- How are you getting your Amiga 500 online? I've been working on a restoration and am about ready to boot it .. next step is going to be giving it a 21st Century upgrade ..
- I remember having a box of floppies, each one laboriously labelled "UTIL [1] .. [2] .. [etc.]" that I would religiously protect from all and sundry in my little dev team. We'd pass around the box, and one of use would know "PC-Write is in UTIL 4" .. "Turbo C install .EXE is in UTIL 6", and so on. This box grew and grew until eventually it was decided, we had to just have a Maxtor disk - a WOPPING 512 Megabytes, to replace this box of floppies.
For a few years afterwards, I kept this UTIL box around. I'm pretty sure its still in one of my many, many other boxes of boxes in the house ..
- It truly is an astonishing feat!
Here's a great thread on the work being done to get a Wolfenstein/DOOM-alike running on another neat 8-bit platform, the Oric Atmos .. check out the video demos in this thread (which is incidentally interesting on its own weight):
https://forum.defence-force.org/viewtopic.php?t=1813&hil...
Direct link to cute demo:
https://forum.defence-force.org/viewtopic.php?p=26846#p26846
- I loved my Lynx when I finally got one, but man did it chew up batteries. Still got it around somewhere .. anyone know of any decent ROM carts suitable for next-gen dev?
- Wow, as if I didn't have enough reasons to get the 800XL out for a weekend of hacking, this excellent document propels things forward considerably ..
- Apropos long-use machines from the 80's, I have in my collection a system that was for 40-years used as the primary database for logging trips and fuel consumption for a motorcycle club .. a few hundred or so riders, every weekend, logging their details and distances and consumption rates .. it was sent to me after a members grandson finally said "lets replace this with an android tablet" .. well, now this machine, which was running for 40 years, is a museum piece. ;0
Still works great!
- Very impressive work, and a truly subversive device to be hacking on .. I wonder what else is going to come of this ..
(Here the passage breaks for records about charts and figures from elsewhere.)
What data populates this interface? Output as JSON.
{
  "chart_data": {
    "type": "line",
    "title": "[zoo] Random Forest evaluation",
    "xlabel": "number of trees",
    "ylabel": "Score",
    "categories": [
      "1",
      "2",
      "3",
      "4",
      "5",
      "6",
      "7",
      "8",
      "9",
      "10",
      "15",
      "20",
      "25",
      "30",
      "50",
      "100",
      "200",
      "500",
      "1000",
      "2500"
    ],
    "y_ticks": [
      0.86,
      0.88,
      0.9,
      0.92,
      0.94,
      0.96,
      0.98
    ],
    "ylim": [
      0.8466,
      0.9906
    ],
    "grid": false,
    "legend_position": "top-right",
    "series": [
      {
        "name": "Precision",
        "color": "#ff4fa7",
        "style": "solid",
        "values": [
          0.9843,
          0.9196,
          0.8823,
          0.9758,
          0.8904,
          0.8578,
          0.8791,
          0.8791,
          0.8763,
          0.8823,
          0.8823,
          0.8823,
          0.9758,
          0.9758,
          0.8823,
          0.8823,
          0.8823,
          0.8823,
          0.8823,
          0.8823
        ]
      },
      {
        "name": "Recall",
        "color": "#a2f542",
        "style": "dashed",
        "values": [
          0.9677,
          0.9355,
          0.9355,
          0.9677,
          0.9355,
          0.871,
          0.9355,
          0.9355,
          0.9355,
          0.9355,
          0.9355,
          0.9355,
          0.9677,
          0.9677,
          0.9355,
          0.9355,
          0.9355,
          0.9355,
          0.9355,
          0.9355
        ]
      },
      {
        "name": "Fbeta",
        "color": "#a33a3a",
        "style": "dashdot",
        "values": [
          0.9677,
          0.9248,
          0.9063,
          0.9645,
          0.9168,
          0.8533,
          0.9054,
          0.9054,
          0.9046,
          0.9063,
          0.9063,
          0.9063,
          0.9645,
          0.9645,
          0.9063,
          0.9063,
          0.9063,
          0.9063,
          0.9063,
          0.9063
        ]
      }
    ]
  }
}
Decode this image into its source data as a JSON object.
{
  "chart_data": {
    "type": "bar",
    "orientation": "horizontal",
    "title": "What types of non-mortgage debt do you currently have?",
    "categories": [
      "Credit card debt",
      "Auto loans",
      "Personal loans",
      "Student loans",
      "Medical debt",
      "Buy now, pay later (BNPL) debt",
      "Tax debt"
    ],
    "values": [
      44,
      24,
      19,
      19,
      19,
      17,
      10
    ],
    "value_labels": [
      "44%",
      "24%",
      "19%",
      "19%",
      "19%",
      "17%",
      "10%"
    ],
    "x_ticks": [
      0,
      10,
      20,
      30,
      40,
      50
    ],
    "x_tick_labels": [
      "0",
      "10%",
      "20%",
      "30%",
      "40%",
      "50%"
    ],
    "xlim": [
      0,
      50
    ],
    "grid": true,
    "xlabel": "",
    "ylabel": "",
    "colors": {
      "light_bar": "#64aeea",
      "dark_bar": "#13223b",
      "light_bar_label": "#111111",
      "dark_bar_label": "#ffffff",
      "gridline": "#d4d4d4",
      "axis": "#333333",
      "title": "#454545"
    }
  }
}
- This is a really excellent collection of materials .. looking forward to digging into them.
I'm a strange person, I won't use 'modern' gadgets like the PLIP box[1] to get my Amigas online. For me, Retro is about re-enjoying the classic machines along with the era-appropriate peripherals (where possible).
What I've been doing for a while now is using a Null-Modem cable to my main PC and running a custom 'BBS' type app that effectively offers file browsing of a local folder on the PC along with XModem upload/download. This is a good stop-gap to get stuff on/off my Amiga's hard drive. I use JComm on the Amiga as the terminal client.
Lately, I've been playing with AmigaNOS[2], which is an all-in-one TCP/IP over serial application that runs on the Amiga. Connecting to a Linux machine (again over the null-modem) with slattach[3] running on the Linux box gives me a point-to-point TCP/IP connection. Googling AmigaNOS instructions on how to do this has shown that the knowledge has been lost over time, so I'm documenting it heavily for a future blog post.
The downside of slattach is that it doesn't work with iptables so I can't route the amiga traffic to the outside world. So the next thing is a cheap old Cisco Router with a serial port on it that will route serial-to-network properly. I'm waiting for that to arrive at the moment. End goal on this is multiple serial ports to ethernet for all my retro machines.
I love Kickstart/Workbench 1.3, but bigger TCP/IP stacks like AmiTCP or Miami don't play well (if at all) with it. Hence exploring this esoteric method with AmigaNOS.
OK, this probably isn't the answer you were looking for :) So... for less crazy people, the answer is: A PLIP Box, Kickstart 3.x, and Miami or AmiTCP.